Coupling of injection molding process to mechanical properties of short fiber composites: A through process modeling approach

Abstract

Fiber-reinforced plastics are a cost efficient solution for many structural applications as they offer sufficient stiffness and a large freedom of shapes provided by injection molding. These materials are increasingly being used for making structural components, which are subjected to complex and repeated mechanical loads. Therefore, the need for a method to predict the mechanical behavior of such materials is important. In this work, a through process modeling methodology suitable for coupling the microstructure and the macroscopic response of composites considering plastic injection molding process for different injection modes is presented.
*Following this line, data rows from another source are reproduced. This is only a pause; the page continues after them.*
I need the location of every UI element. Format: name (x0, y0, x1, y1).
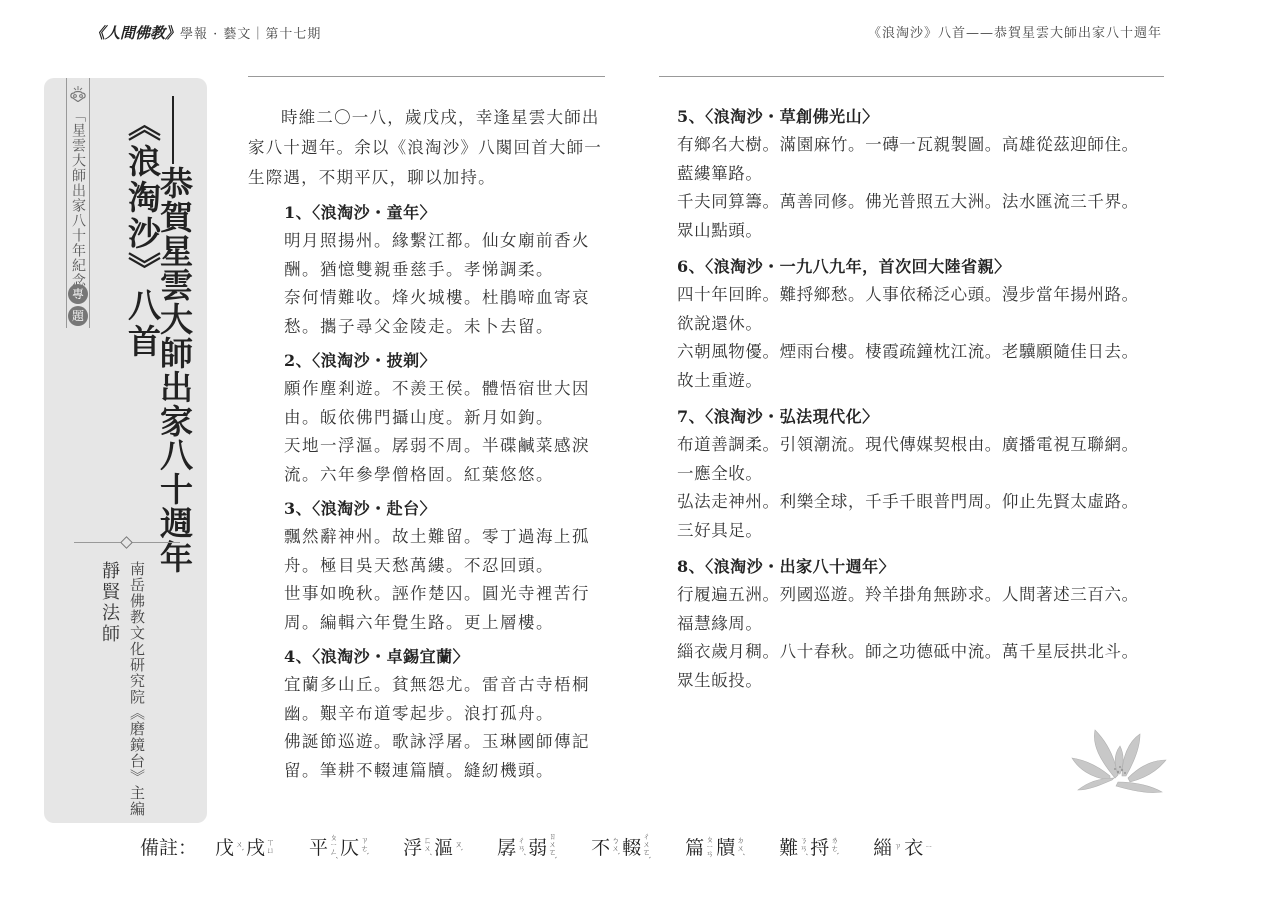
footnote-item: 難ㄋㄢˊ捋ㄌㄜˋ (779, 833, 841, 860)
zhuyin: ㄆㄧㄢ (705, 835, 713, 857)
poem-line: 有鄉名大樹。滿園麻竹。一磚一瓦親製圖。高雄從茲迎師住。 (677, 131, 1172, 160)
author-name: 靜賢法師 (99, 561, 119, 645)
footnote-item: 戊ㄨˋ戌ㄒㄩ (215, 833, 277, 860)
zhuyin: ㄗㄜˋ (360, 836, 368, 856)
poem-line: 明月照揚州。緣繫江都。仙女廟前香火 (284, 227, 608, 256)
poem-line: 飄然辭神州。故土難留。零丁過海上孤 (284, 523, 608, 552)
zhuyin: ㄌㄜˋ (830, 836, 838, 856)
poem-line: 藍縷篳路。 (677, 160, 1172, 189)
poem-title: 5、〈浪淘沙・草創佛光山〉 (677, 103, 1172, 131)
poem-line: 舟。極目吳天愁萬縷。不忍回頭。 (284, 552, 608, 581)
title-dash (172, 96, 174, 164)
diamond-ornament-icon (120, 536, 133, 549)
footnote-label: 備註： (140, 833, 197, 860)
zhuyin: ㄅㄨˋ (611, 836, 619, 856)
body-column-left: 時維二〇一八，歲戊戌，幸逢星雲大師出家八十週年。余以《浪淘沙》八闋回首大師一生際… (248, 103, 608, 791)
poem-line: 故土重遊。 (677, 367, 1172, 396)
poem-line: 佛誕節巡遊。歌詠浮屠。玉琳國師傳記 (284, 728, 608, 757)
header-rule-left (248, 76, 605, 77)
lotus-icon (1070, 720, 1170, 795)
poem-line: 行履遍五洲。列國巡遊。羚羊掛角無跡求。人間著述三百六。 (677, 581, 1172, 610)
poem-line: 愁。攜子尋父金陵走。未卜去留。 (284, 313, 608, 342)
topic-badge-2: 題 (68, 306, 88, 326)
poem-line: 奈何情難收。烽火城樓。杜鵑啼血寄哀 (284, 284, 608, 313)
header-rule-right (659, 76, 1164, 77)
poem-5: 5、〈浪淘沙・草創佛光山〉 有鄉名大樹。滿園麻竹。一磚一瓦親製圖。高雄從茲迎師住… (677, 103, 1172, 245)
title-sidebar: 「星雲大師出家八十年紀念」 專 題 《浪淘沙》八首 恭賀星雲大師出家八十週年 南… (44, 78, 207, 823)
poem-3: 3、〈浪淘沙・赴台〉 飄然辭神州。故土難留。零丁過海上孤 舟。極目吳天愁萬縷。不… (248, 495, 608, 637)
zhuyin: ㄈㄨˊ (423, 836, 431, 856)
poem-2: 2、〈浪淘沙・披剃〉 願作塵剎遊。不羨王侯。體悟宿世大因 由。皈依佛門攝山度。新… (248, 347, 608, 489)
topic-badge-1: 專 (68, 284, 88, 304)
poem-7: 7、〈浪淘沙・弘法現代化〉 布道善調柔。引領潮流。現代傳媒契根由。廣播電視互聯網… (677, 403, 1172, 545)
footnote-item: 篇ㄆㄧㄢ牘ㄉㄨˊ (685, 833, 747, 860)
poem-line: 天地一浮漚。孱弱不周。半碟鹹菜感淚 (284, 432, 608, 461)
author-affiliation: 南岳佛教文化研究院《磨鏡台》主編 (128, 561, 146, 817)
series-label: 「星雲大師出家八十年紀念」 (70, 108, 86, 303)
poem-title: 3、〈浪淘沙・赴台〉 (284, 495, 608, 523)
zhuyin: ㄨˋ (235, 840, 243, 852)
footnote-item: 平ㄆㄧㄥˊ仄ㄗㄜˋ (309, 833, 371, 860)
poem-title: 6、〈浪淘沙・一九八九年，首次回大陸省親〉 (677, 253, 1172, 281)
poem-6: 6、〈浪淘沙・一九八九年，首次回大陸省親〉 四十年回眸。難捋鄉愁。人事依稀泛心頭… (677, 253, 1172, 395)
zhuyin: ㄔㄨㄛˋ (642, 832, 650, 860)
poem-4: 4、〈浪淘沙・卓錫宜蘭〉 宜蘭多山丘。貧無怨尤。雷音古寺梧桐 幽。艱辛布道零起步… (248, 643, 608, 785)
poem-title: 4、〈浪淘沙・卓錫宜蘭〉 (284, 643, 608, 671)
journal-brand: 《人間佛教》 (90, 24, 180, 42)
zhuyin: ㄉㄨˊ (736, 836, 744, 856)
pronunciation-footnote: 備註： 戊ㄨˋ戌ㄒㄩ 平ㄆㄧㄥˊ仄ㄗㄜˋ 浮ㄈㄨˊ漚ㄡˋ 孱ㄔㄢˊ弱ㄖㄨㄛˋ 不… (140, 832, 967, 860)
poem-line: 六朝風物優。煙雨台樓。棲霞疏鐘枕江流。老驥願隨佳日去。 (677, 338, 1172, 367)
poem-line: 幽。艱辛布道零起步。浪打孤舟。 (284, 700, 608, 729)
zhuyin: ㄧ (924, 843, 932, 849)
footnote-item: 不ㄅㄨˋ輟ㄔㄨㄛˋ (591, 832, 653, 860)
poem-line: 欲說還休。 (677, 310, 1172, 339)
poem-1: 1、〈浪淘沙・童年〉 明月照揚州。緣繫江都。仙女廟前香火 酬。猶憶雙親垂慈手。孝… (248, 199, 608, 341)
poem-line: 緇衣歲月稠。八十春秋。師之功德砥中流。萬千星辰拱北斗。 (677, 638, 1172, 667)
issue-info: 學報 · 藝文｜第十七期 (180, 27, 321, 42)
poem-title: 1、〈浪淘沙・童年〉 (284, 199, 608, 227)
poem-line: 留。筆耕不輟連篇牘。縫紉機頭。 (284, 757, 608, 786)
body-column-right: 5、〈浪淘沙・草創佛光山〉 有鄉名大樹。滿園麻竹。一磚一瓦親製圖。高雄從茲迎師住… (677, 103, 1172, 703)
intro-paragraph: 時維二〇一八，歲戊戌，幸逢星雲大師出家八十週年。余以《浪淘沙》八闋回首大師一生際… (248, 103, 608, 193)
poem-line: 願作塵剎遊。不羨王侯。體悟宿世大因 (284, 375, 608, 404)
footnote-item: 緇ㄗ衣ㄧ (873, 833, 935, 860)
poem-line: 由。皈依佛門攝山度。新月如鉤。 (284, 404, 608, 433)
poem-line: 千夫同算籌。萬善同修。佛光普照五大洲。法水匯流三千界。 (677, 188, 1172, 217)
footnote-item: 浮ㄈㄨˊ漚ㄡˋ (403, 833, 465, 860)
zhuyin: ㄗ (893, 842, 901, 850)
poem-line: 眾山點頭。 (677, 217, 1172, 246)
article-subtitle: 恭賀星雲大師出家八十週年 (156, 166, 192, 574)
poem-title: 2、〈浪淘沙・披剃〉 (284, 347, 608, 375)
poem-line: 弘法走神州。利樂全球，千手千眼普門周。仰止先賢太虛路。 (677, 488, 1172, 517)
poem-line: 世事如晚秋。誣作楚囚。圓光寺裡苦行 (284, 580, 608, 609)
page-header-left: 《人間佛教》學報 · 藝文｜第十七期 (90, 22, 321, 43)
poem-line: 一應全收。 (677, 460, 1172, 489)
poem-line: 布道善調柔。引領潮流。現代傳媒契根由。廣播電視互聯網。 (677, 431, 1172, 460)
footnote-item: 孱ㄔㄢˊ弱ㄖㄨㄛˋ (497, 832, 559, 860)
zhuyin: ㄡˋ (454, 840, 462, 852)
zhuyin: ㄒㄩ (266, 838, 274, 854)
poem-title: 7、〈浪淘沙・弘法現代化〉 (677, 403, 1172, 431)
poem-line: 眾生皈投。 (677, 667, 1172, 696)
poem-line: 周。編輯六年覺生路。更上層樓。 (284, 609, 608, 638)
zhuyin: ㄋㄢˊ (799, 836, 807, 856)
cloud-scroll-icon (69, 84, 87, 104)
poem-title: 8、〈浪淘沙・出家八十週年〉 (677, 553, 1172, 581)
poem-line: 四十年回眸。難捋鄉愁。人事依稀泛心頭。漫步當年揚州路。 (677, 281, 1172, 310)
zhuyin: ㄖㄨㄛˋ (548, 832, 556, 860)
poem-line: 酬。猶憶雙親垂慈手。孝悌調柔。 (284, 256, 608, 285)
page-header-right: 《浪淘沙》八首——恭賀星雲大師出家八十週年 (868, 22, 1162, 41)
poem-line: 流。六年參學僧格固。紅葉悠悠。 (284, 461, 608, 490)
poem-line: 福慧緣周。 (677, 610, 1172, 639)
zhuyin: ㄆㄧㄥˊ (329, 833, 337, 859)
poem-8: 8、〈浪淘沙・出家八十週年〉 行履遍五洲。列國巡遊。羚羊掛角無跡求。人間著述三百… (677, 553, 1172, 695)
zhuyin: ㄔㄢˊ (517, 836, 525, 856)
series-band: 「星雲大師出家八十年紀念」 專 題 (66, 78, 90, 328)
poem-line: 三好具足。 (677, 517, 1172, 546)
poem-line: 宜蘭多山丘。貧無怨尤。雷音古寺梧桐 (284, 671, 608, 700)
The key tasks discussed in this work are (1) simulation of the whole manufacturing process in order to obtain the fiber orientation distribution at each point of the part; (2) estimation of local effective properties using the orientation tensor obtained by performing a two-step homogenization and (3) prediction of the mechanical response as a function of a local anisotropy using a mean-field homogenization technique which is based on assumed relationships between average values of strain and stress fields in each phase. The scheme suggested allows to analyze the influence of processing conditions on elastic properties of composites. By changing these conditions, for example, the injection mode (central or linear), the cavity thickness, the fiber volume fraction, the microstructure and hence the local elastic properties of the material can be tailored. Thus, for desired structural response of composites, the optimum filling parameters can be chosen even at the stage of design.